I started using the internet in high school to do research. For a time, the only time I would get online is to check my email, which wasn't often, and occasionally, I would play games like Mahjong and Scrabble online. Then, I discovered Myspace and I just thought it was so cool that you could connect with all your friends, change your profile song, picture and interactive backgrounds daily if you wanted to. Myspace was awesome! However, that was in 2004 before Facebook became available to the public (meaning you did not have to have a particular school affiliation to join). Technology has changed so much in the past few years that I now almost never use a PC or my laptop to get online; I can do it all from my smartphone. I get online to see what my friends and family are doing on Facebook, pay bills, punch out school assignments and emails, shop and do reseach- all this from my handheld computer that also happens to make phone calls a.k.a. my HTC Evo. The most amazing thing that the internet has given me is the opportunity to reconnect with relatives I haven't seen in years.
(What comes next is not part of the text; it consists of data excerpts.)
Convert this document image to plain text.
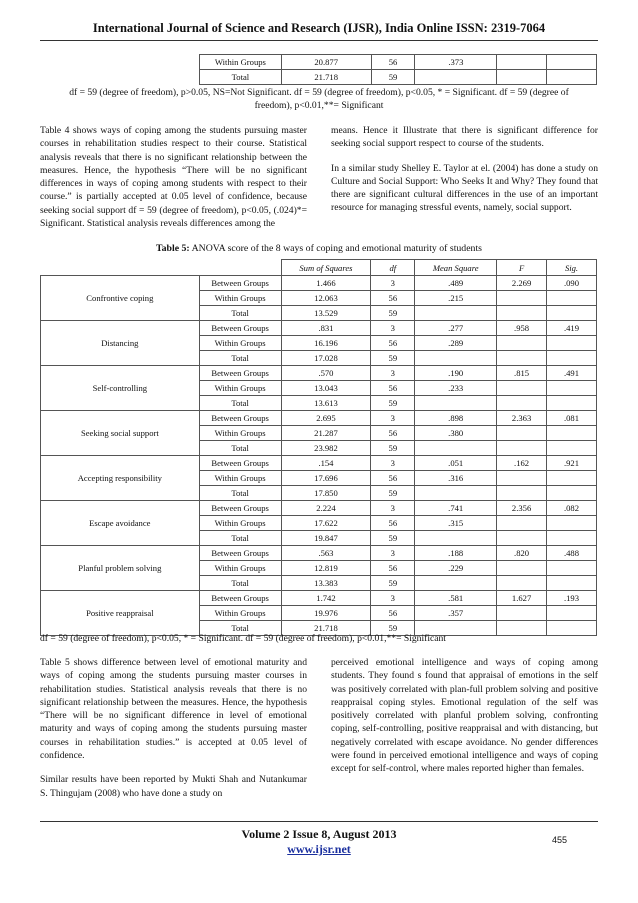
International Journal of Science and Research (IJSR), India Online ISSN: 2319-7064
Within Groups	20.877	56	.373		
Total	21.718	59			
df = 59 (degree of freedom), p>0.05, NS=Not Significant. df = 59 (degree of freedom), p<0.05, * = Significant. df = 59 (degree of freedom), p<0.01,**= Significant

Table 4 shows ways of coping among the students pursuing master courses in rehabilitation studies respect to their course. Statistical analysis reveals that there is no significant relationship between the measures. Hence, the hypothesis “There will be no significant differences in ways of coping among students with respect to their course.” is partially accepted at 0.05 level of confidence, because seeking social support df = 59 (degree of freedom), p<0.05, (.024)*= Significant. Statistical analysis reveals differences among the

means. Hence it Illustrate that there is significant difference for seeking social support respect to course of the students.

In a similar study Shelley E. Taylor at el. (2004) has done a study on Culture and Social Support: Who Seeks It and Why? They found that there are significant cultural differences in the use of an important resource for managing stressful events, namely, social support.

Table 5: ANOVA score of the 8 ways of coping and emotional maturity of students
		Sum of Squares	df	Mean Square	F	Sig.
	Between Groups	1.466	3	.489	2.269	.090
Confrontive coping	Within Groups	12.063	56	.215		
	Total	13.529	59			
	Between Groups	.831	3	.277	.958	.419
Distancing	Within Groups	16.196	56	.289		
	Total	17.028	59			
	Between Groups	.570	3	.190	.815	.491
Self-controlling	Within Groups	13.043	56	.233		
	Total	13.613	59			
	Between Groups	2.695	3	.898	2.363	.081
Seeking social support	Within Groups	21.287	56	.380		
	Total	23.982	59			
	Between Groups	.154	3	.051	.162	.921
Accepting responsibility	Within Groups	17.696	56	.316		
	Total	17.850	59			
	Between Groups	2.224	3	.741	2.356	.082
Escape avoidance	Within Groups	17.622	56	.315		
	Total	19.847	59			
	Between Groups	.563	3	.188	.820	.488
Planful problem solving	Within Groups	12.819	56	.229		
	Total	13.383	59			
	Between Groups	1.742	3	.581	1.627	.193
Positive reappraisal	Within Groups	19.976	56	.357		
	Total	21.718	59			
df = 59 (degree of freedom), p<0.05, * = Significant. df = 59 (degree of freedom), p<0.01,**= Significant

Table 5 shows difference between level of emotional maturity and ways of coping among the students pursuing master courses in rehabilitation studies. Statistical analysis reveals that there is no significant relationship between the measures. Hence, the hypothesis “There will be no significant difference in level of emotional maturity and ways of coping among the students pursuing master courses in rehabilitation studies.” is accepted at 0.05 level of confidence.

Similar results have been reported by Mukti Shah and Nutankumar S. Thingujam (2008) who have done a study on

perceived emotional intelligence and ways of coping among students. They found s found that appraisal of emotions in the self was positively correlated with plan-full problem solving and positive reappraisal coping styles. Emotional regulation of the self was positively correlated with planful problem solving, confronting coping, self-controlling, positive reappraisal and with distancing, but negatively correlated with escape avoidance. No gender differences were found in perceived emotional intelligence and ways of coping except for self-control, where males reported higher than females.

Volume 2 Issue 8, August 2013
www.ijsr.net
455
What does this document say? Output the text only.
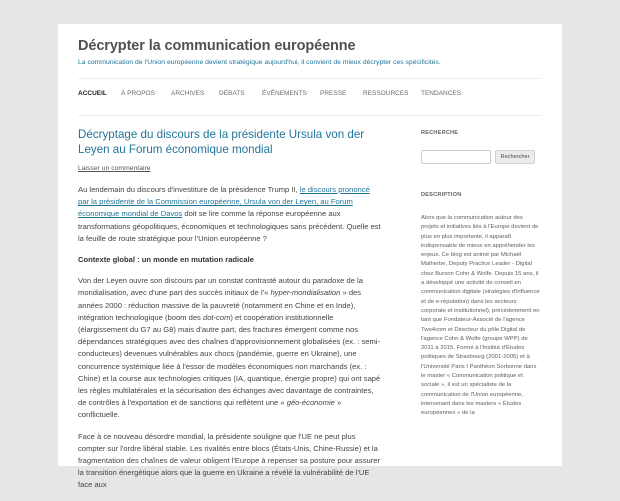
Décrypter la communication européenne
La communication de l'Union européenne devient stratégique aujourd'hui, il convient de mieux décrypter ces spécificités.
ACCUEIL À PROPOS ARCHIVES DÉBATS	ÉVÈNEMENTS PRESSE	RESSOURCES TENDANCES
Décryptage du discours de la présidente Ursula von der Leyen au Forum économique mondial
Laisser un commentaire

Au lendemain du discours d'investiture de la présidence Trump II, le discours prononcé par la présidente de la Commission européenne, Ursula von der Leyen, au Forum économique mondial de Davos doit se lire comme la réponse européenne aux transformations géopolitiques, économiques et technologiques sans précédent. Quelle est la feuille de route stratégique pour l'Union européenne ?

Contexte global : un monde en mutation radicale

Von der Leyen ouvre son discours par un constat contrasté autour du paradoxe de la mondialisation, avec d'une part des succès initiaux de l'« hyper-mondialisation » des années 2000 : réduction massive de la pauvreté (notamment en Chine et en Inde), intégration technologique (boom des dot-com) et coopération institutionnelle (élargissement du G7 au G8) mais d'autre part, des fractures émergent comme nos dépendances stratégiques avec des chaînes d'approvisionnement globalisées (ex. : semi-conducteurs) devenues vulnérables aux chocs (pandémie, guerre en Ukraine), une concurrence systémique liée à l'essor de modèles économiques non marchands (ex. : Chine) et la course aux technologies critiques (IA, quantique, énergie propre) qui ont sapé les règles multilatérales et la sécurisation des échanges avec davantage de contraintes, de contrôles à l'exportation et de sanctions qui reflètent une « géo-économie » conflictuelle.

Face à ce nouveau désordre mondial, la présidente souligne que l'UE ne peut plus compter sur l'ordre libéral stable. Les rivalités entre blocs (États-Unis, Chine-Russie) et la fragmentation des chaînes de valeur obligent l'Europe à repenser sa posture pour assurer la transition énergétique alors que la guerre en Ukraine a révélé la vulnérabilité de l'UE face aux

RECHERCHE
Rechercher
DESCRIPTION
Alors que la communication autour des projets et initiatives liés à l'Europe devient de plus en plus importante, il apparaît indispensable de mieux en appréhender les enjeux. Ce blog est animé par Michaël Malherbe, Deputy Practice Leader - Digital chez Burson Cohn & Wolfe. Depuis 15 ans, il a développé une activité de conseil en communication digitale (stratégies d'influence et de e-réputation) dans les secteurs corporate et institutionnel), précédemment en tant que Fondateur-Associé de l'agence Two4com et Directeur du pôle Digital de l'agence Cohn & Wolfe (groupe WPP) de 2011 à 2015. Formé à l'Institut d'Études politiques de Strasbourg (2001-2005) et à l'Université Paris I Panthéon Sorbonne dans le master « Communication politique et sociale », il est un spécialiste de la communication de l'Union européenne, intervenant dans les masters « Études européennes » de la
One relative in particular has become so dear to me in the past few years since we found each other on Facebook that I am forever greatful to the internet for making our reunion possible.
The way that my mom and I are different in the way we use the internet is, as I said, I use my smartphone to surf the web, whereas she uses an outdated personal computer (but hey, it gets the job done!). She primarily uses the internet to bank online, pay bills and check balances, and only occasionally gets on Facebook. I however, pull up Facebook whenever there is a lull in my day or I am bored, and everything else is sort of secondary. I think this is common among my gerneration as boredom is just unacceptable to us. My maternal grandmother (my only living grandparent) wouldn't even know what to do with a computer much less be able to get online. I think this is because she has never been exposed to computers since she has never had to work. Because she can still use the telephone or snail mail to pay bills and take care of her business, I don't think this is a problem for her as of yet. Should she live very many more years, it might become a problem. Of course, she will always have one of her children or grandchildren to help her thus enabling her ingnorance. It would, however, benefit her to learn how to use a computer/the internet since she loves shopping. Although, I would be worried to see her credit card bill afterwards, she could have some fun on QVC.com!
Over the next few years, as the internet becomes more of a pervasive part of our daily lives, the divide between internet users and non-users is only going to widen. Internet users are going to have more of a competive edge over non-users in business and among their peers in general. Technology is moving forward and we must learn how to adapt and move forward along with it, otherwise we will be left behind.